THE CRITICAL LEADING EDGE OF GULF OF MAINE SALT MARSHES – INTERFACE WITH FRESHWATER WETLANDS
THE CRITICAL LEADING EDGE OF GULF OF MAINE SALT MARSHES –
INTERFACE WITH FRESHWATER WETLANDS
By Margot Elena Mansfield
Thesis Advisors: Dr. Daniel F. Belknap and Dr. Joseph T. Kelley
An Abstract of the Thesis Presented
in Partial Fulfillment of the Requirements for the
Degree of Master of Science
(in Earth Sciences)
August, 2012

Courtesy of Daniel F. Belknap, 2011
Sea level has risen at a rate of ~2 mm/yr in eastern coastal Maine. While numerous studies have focused on the effects of sea-level rise on the seaward edge of salt marshes, fewer studies have addressed the movement of the landward boundary of these marshes with adjacent freshwater wetlands. By shifting the landward boundary of salt marshes, continued sea-level rise will impose local geographic changes on the Maine coast. Given that sea level exerts such a strong influence on salt marshes, the chrono-stratigraphic record of marshes allows predictions of future changes at the edge of salt marsh and freshwater wetlands. Down East coastal Maine is unusual among the lower 48 states because it possesses extensive bogs, some of which are intersected by the leading edge of salt marshes. This study documents past behavior of the salt marsh–freshwater transition zone along the Down East coast in terms of rates of migration of the marine edge into terrestrial environments and the stratigraphic record left by this migration. Multiple techniques were employed to quantify succession rates of freshwater wetlands to salt marsh, establish the general stratigraphic signal, and begin to characterize the catalyst for transgression at the transition zone at several sites along the Down East coast (Jones Marsh, Mount Desert Island; Grand Marsh, Gouldsboro; Hay Creek, Jonesport; and Carrying Place Cove, Lubec). The results from the field suggest that the ongoing transgression results in a clear erosional unconformity. Dating the base of the section shows a break from a few hundred to thousands of years between the salt marsh and the underlying bog. Carrying Place Cove, the only site that directly abuts the open marine environment, experiences erosion rates of up to a meter per year.

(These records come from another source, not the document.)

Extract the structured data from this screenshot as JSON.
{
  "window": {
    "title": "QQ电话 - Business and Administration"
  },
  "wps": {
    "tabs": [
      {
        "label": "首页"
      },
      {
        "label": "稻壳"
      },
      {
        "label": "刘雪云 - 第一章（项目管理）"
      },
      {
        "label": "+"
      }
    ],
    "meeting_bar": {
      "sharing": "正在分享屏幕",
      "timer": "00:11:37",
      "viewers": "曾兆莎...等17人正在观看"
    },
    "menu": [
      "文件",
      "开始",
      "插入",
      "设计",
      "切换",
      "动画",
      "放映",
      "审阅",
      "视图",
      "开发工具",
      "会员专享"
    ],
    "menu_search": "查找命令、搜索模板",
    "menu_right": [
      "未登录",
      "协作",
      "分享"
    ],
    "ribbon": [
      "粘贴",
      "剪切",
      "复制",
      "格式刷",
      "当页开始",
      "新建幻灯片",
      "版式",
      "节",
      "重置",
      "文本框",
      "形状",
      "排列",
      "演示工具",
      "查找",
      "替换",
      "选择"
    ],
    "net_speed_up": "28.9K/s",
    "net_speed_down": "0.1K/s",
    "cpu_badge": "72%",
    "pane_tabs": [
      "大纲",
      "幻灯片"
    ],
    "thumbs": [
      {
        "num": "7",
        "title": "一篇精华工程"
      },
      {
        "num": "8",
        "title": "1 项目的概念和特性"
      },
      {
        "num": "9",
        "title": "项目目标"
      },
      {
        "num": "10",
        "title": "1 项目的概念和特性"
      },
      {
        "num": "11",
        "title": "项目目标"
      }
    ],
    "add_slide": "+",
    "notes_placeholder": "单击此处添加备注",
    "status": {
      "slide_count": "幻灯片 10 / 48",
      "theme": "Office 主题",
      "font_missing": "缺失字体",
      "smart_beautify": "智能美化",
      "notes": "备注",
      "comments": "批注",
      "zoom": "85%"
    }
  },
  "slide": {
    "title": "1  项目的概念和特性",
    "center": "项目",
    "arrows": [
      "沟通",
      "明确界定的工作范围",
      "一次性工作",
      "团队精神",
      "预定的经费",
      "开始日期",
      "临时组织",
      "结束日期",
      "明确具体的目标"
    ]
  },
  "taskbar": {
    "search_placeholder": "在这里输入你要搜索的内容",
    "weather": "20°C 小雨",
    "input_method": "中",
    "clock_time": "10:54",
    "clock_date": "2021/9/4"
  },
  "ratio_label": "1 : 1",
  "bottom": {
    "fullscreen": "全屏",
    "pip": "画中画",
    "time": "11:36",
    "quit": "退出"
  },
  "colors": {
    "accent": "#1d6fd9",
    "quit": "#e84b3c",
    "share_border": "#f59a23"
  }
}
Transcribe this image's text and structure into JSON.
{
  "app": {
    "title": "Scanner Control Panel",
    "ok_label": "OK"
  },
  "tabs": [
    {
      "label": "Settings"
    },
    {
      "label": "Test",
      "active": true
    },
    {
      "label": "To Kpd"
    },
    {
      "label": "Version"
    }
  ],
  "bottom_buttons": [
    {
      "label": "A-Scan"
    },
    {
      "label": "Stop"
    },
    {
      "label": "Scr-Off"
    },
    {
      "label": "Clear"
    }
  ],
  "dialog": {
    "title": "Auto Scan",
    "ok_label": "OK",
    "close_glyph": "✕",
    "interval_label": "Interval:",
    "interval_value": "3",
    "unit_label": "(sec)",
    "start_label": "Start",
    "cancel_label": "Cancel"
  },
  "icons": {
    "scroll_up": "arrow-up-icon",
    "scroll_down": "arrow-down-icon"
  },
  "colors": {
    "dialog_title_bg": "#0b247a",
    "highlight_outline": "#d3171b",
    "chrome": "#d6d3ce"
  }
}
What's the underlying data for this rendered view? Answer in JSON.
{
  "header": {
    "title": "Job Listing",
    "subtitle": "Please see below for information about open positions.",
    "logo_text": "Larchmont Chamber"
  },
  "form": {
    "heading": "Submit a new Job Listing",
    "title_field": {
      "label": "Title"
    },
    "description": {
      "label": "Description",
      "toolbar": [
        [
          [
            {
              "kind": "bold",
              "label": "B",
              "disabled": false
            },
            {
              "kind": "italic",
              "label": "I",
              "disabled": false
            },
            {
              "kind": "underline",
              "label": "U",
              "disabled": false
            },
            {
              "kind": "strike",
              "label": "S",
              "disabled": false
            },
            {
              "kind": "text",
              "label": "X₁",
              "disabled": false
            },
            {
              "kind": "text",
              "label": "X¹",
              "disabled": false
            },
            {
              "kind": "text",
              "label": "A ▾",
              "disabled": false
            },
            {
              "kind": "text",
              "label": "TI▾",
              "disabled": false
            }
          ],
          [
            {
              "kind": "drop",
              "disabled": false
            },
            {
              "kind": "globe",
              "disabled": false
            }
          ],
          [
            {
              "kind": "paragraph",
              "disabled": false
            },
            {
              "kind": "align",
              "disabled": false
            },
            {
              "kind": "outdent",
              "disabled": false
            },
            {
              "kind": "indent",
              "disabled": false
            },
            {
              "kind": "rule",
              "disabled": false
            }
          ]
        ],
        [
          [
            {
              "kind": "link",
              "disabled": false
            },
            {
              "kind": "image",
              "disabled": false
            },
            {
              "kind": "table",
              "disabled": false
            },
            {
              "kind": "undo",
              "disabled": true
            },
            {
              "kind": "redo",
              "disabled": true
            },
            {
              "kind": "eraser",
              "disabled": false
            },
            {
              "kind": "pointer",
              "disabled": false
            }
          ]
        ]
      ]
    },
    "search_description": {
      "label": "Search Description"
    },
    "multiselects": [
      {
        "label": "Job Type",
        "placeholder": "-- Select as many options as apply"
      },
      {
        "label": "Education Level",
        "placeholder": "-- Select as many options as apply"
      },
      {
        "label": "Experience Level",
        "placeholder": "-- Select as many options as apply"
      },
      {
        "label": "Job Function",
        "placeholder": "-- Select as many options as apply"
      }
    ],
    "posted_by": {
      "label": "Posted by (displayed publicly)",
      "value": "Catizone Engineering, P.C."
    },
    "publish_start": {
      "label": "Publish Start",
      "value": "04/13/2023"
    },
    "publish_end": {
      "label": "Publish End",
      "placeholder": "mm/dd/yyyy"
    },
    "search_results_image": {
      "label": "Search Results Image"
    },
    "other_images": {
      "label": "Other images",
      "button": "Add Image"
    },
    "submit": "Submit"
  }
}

An age model from Hay Creek illustrates the distinct, order-of-magnitude difference in accumulation rates for the freshwater and salt marsh environments. The freshwater bog (~0.05 mm/yr) is accumulating at much slower rates than the salt marsh (0.5 mm/yr). These rates of accumulation lag current and likely future rates of sea-level rise. The rate of migration is not happening on the time scale of management interests.